Nel tempo, l’uomo, secondo la versione dei fatti riferita dalla donna ai militari, ne aveva completamente annientato la personalità, isolandola da tutto e da tutti, facendole perdere il lavoro, le amicizie e qualsiasi tipo di rapporto sociale

Ha picchiato ed offeso la compagna e la figlia di lei 13enne.
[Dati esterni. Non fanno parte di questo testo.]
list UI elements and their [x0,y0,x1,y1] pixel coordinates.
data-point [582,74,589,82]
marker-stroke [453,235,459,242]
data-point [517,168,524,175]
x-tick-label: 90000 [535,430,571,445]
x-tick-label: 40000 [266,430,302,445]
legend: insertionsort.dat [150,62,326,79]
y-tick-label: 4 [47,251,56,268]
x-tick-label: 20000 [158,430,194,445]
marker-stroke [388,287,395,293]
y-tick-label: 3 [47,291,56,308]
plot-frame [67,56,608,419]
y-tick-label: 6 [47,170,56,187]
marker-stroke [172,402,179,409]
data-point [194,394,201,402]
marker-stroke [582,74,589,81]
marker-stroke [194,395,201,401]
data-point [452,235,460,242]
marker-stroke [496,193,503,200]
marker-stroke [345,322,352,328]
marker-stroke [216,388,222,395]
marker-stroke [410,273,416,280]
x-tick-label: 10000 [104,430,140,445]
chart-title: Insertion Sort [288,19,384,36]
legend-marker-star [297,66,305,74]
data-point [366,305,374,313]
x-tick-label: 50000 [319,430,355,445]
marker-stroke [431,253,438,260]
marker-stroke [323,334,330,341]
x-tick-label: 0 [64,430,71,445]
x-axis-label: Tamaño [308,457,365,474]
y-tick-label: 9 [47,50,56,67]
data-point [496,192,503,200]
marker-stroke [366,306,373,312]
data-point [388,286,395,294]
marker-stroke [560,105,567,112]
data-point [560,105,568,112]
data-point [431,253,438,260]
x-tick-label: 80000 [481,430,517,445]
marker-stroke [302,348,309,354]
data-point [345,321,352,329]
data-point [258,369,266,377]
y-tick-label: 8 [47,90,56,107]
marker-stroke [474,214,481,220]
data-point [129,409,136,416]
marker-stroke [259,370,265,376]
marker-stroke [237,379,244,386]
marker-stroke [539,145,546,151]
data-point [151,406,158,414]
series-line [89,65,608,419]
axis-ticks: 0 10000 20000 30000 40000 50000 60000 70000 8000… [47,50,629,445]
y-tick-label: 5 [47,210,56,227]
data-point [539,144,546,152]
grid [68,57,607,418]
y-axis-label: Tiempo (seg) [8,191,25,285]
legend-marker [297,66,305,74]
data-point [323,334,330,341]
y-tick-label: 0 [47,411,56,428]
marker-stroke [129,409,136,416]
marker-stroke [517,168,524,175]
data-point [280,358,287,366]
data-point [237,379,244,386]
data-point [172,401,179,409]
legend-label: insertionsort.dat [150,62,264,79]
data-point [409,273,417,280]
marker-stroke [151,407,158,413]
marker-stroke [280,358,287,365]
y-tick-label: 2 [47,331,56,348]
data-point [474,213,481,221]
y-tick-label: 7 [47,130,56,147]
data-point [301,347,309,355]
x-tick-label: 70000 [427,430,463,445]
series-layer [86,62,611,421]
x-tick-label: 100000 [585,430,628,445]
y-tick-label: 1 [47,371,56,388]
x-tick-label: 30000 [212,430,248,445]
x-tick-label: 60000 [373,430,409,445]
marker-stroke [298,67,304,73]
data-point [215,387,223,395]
I Carabinieri di Modigliana, con la collaborazione dei militari Nucleo Operativo della Compagnia di Forlì, diretti dal tenente Antonio Amato, nei giorni scorsi hanno rintracciato un operaio albanese di 49 anni, con precedenti penali, sul quale pendeva un’ordinanza di allontanamento dalla casa famigliare nonché di avvicinamento ai luoghi frequentati dalla persona offesa, emessa dal giudice per le indagini preliminari del Tribunale di Forlì.

I fatti

A novembre una quarantenne di origini albanesi si è presentata al comando dell'Arma di Modigliana, raccontando che la sera precedente, il suo convivente aveva picchiato e offeso sia lei che la figlia 13enne.  La donna, terrorizzata dall'atteggiamento violento ed autoritario dell'uomo, ha spiegato al personale dell'Arma che da ben quattro anni, sia lei che la figlia erano obbligate a sottostare alle regole imposte dall’uomo e al suo volere; e nel momento in cui cercavano di opporsi venivano aggredite sia verbalmente che fisicamente con calci e schiaffi. 
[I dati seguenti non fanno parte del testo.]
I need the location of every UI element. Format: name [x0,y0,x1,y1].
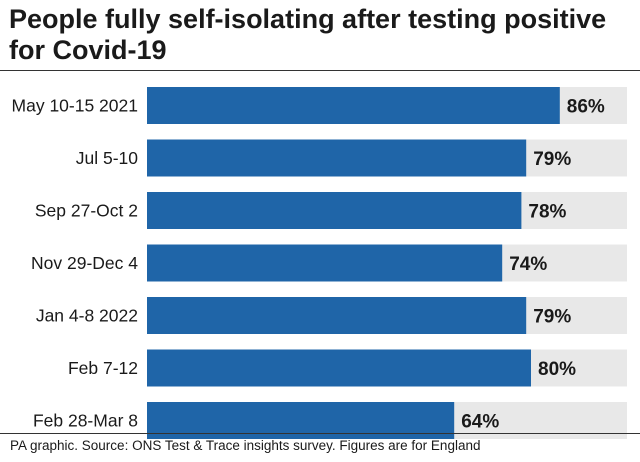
value-label: 64% [461,412,499,433]
value-label: 78% [528,202,566,223]
bar [147,402,455,439]
value-label: 79% [533,149,571,170]
category-label: Jul 5-10 [76,148,139,168]
bar [147,244,503,282]
bottom-divider [0,433,640,434]
category-label: Jan 4-8 2022 [36,306,138,326]
bar [147,87,560,124]
category-label: Feb 7-12 [68,358,138,378]
bar [147,139,527,177]
bar [147,349,531,387]
bar [147,297,527,334]
chart-title: People fully self-isolating after testin… [9,4,607,65]
category-label: Feb 28-Mar 8 [33,411,138,431]
category-label: May 10-15 2021 [12,96,138,116]
category-label: Sep 27-Oct 2 [35,201,138,221]
value-label: 86% [567,97,605,118]
value-label: 80% [538,359,576,380]
source-footer: PA graphic. Source: ONS Test & Trace ins… [10,438,481,453]
top-divider [0,70,640,71]
bar [147,192,522,229]
value-label: 79% [533,307,571,328]
value-label: 74% [509,254,547,275]
category-label: Nov 29-Dec 4 [31,253,138,273]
Nel tempo, l’uomo, secondo la versione dei fatti riferita dalla donna ai militari, ne aveva completamente annientato la personalità, isolandola da tutto e da tutti, facendole perdere il lavoro, le amicizie e qualsiasi tipo di rapporto sociale. La stessa infatti, secondo quanto appurato dagli investigatori, era totalmente intimidita e succube del suo convivente a tal punto da assecondarlo in ogni sua azione, pur di evitare che potesse diventare violento nei suoi confronti e nei confronti della figlia. 
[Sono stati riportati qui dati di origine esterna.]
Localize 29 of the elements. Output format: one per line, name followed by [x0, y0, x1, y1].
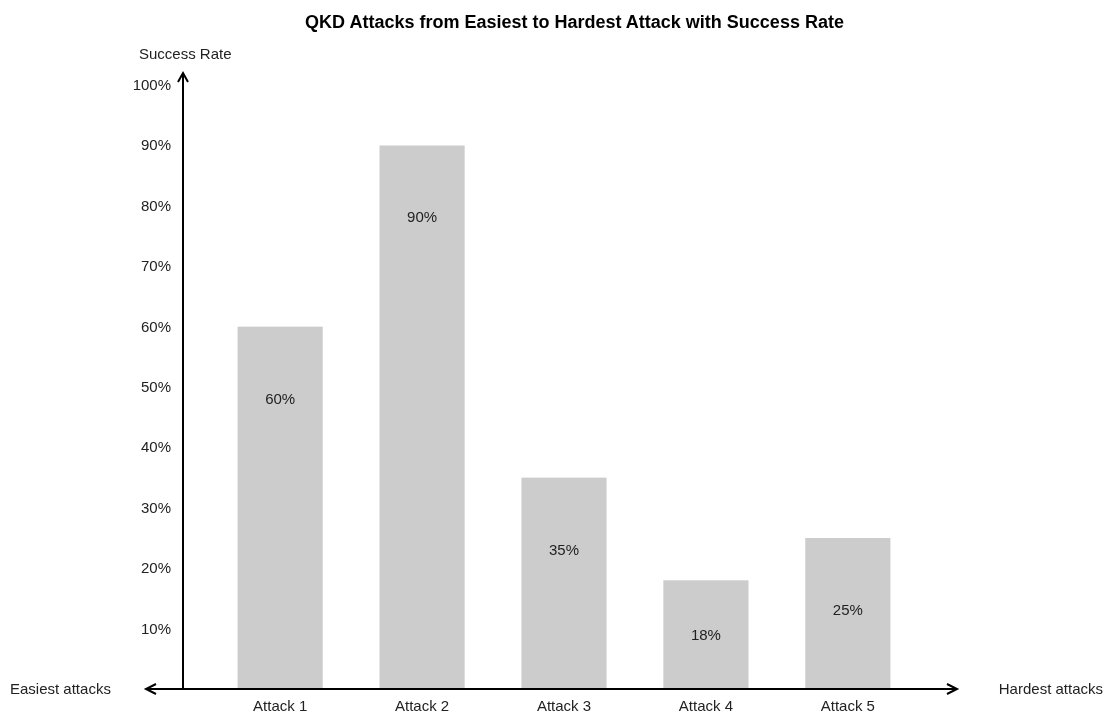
data-label: 25%: [832, 601, 863, 619]
x-tick-label: Attack 2: [394, 697, 450, 714]
data-label: 35%: [548, 540, 580, 558]
bar: [805, 538, 891, 689]
chart-title: QKD Attacks from Easiest to Hardest Attack with Success Rate: [305, 12, 844, 32]
bar: [379, 145, 465, 689]
y-tick-label: 50%: [140, 378, 171, 396]
y-tick-label: 90%: [140, 136, 171, 154]
data-label: 60%: [265, 389, 296, 407]
x-tick-label: Attack 5: [820, 697, 875, 714]
x-tick-label: Attack 3: [536, 697, 592, 714]
y-tick-label: 100%: [132, 76, 171, 94]
y-tick-label: 40%: [140, 438, 171, 456]
y-axis-title: Success Rate: [139, 45, 232, 62]
y-tick-label: 70%: [140, 257, 171, 275]
text: Hardest attacks: [998, 680, 1103, 697]
text: Easiest attacks: [10, 680, 111, 697]
bar: [663, 580, 749, 689]
y-tick-label: 60%: [140, 317, 171, 335]
y-tick-label: 10%: [140, 619, 171, 637]
y-tick-label: 30%: [140, 498, 171, 516]
x-tick-label: Attack 4: [678, 697, 734, 714]
bar: [237, 326, 323, 689]
data-label: 18%: [690, 625, 721, 643]
data-label: 90%: [407, 208, 438, 226]
x-tick-label: Attack 1: [253, 697, 308, 714]
bar: [521, 477, 607, 689]
y-tick-label: 80%: [140, 196, 171, 214]
y-tick-label: 20%: [140, 559, 171, 577]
La vittima non ha voluto denunciare le violenze, né recarsi al Pronto Soccorso per le cure del caso. I Carabinieri, raccolta la deposizione della donna, hanno proceduto d’ufficio applicando la normativa prevista dal “Codice Rosso, richiedendo una misura cautelare idonea alla tutela della vittima e al fine di evitare la reiterazione del reato. Il giudice nei giorni scorsi ha emesso la misura cautelare di allontanamento dalla casa famigliare nonché del divieto di avvicinamento ai luoghi frequentati dalla persona offesa a carico dell’uomo, che è stata eseguita dai Carabinieri di Modigliana.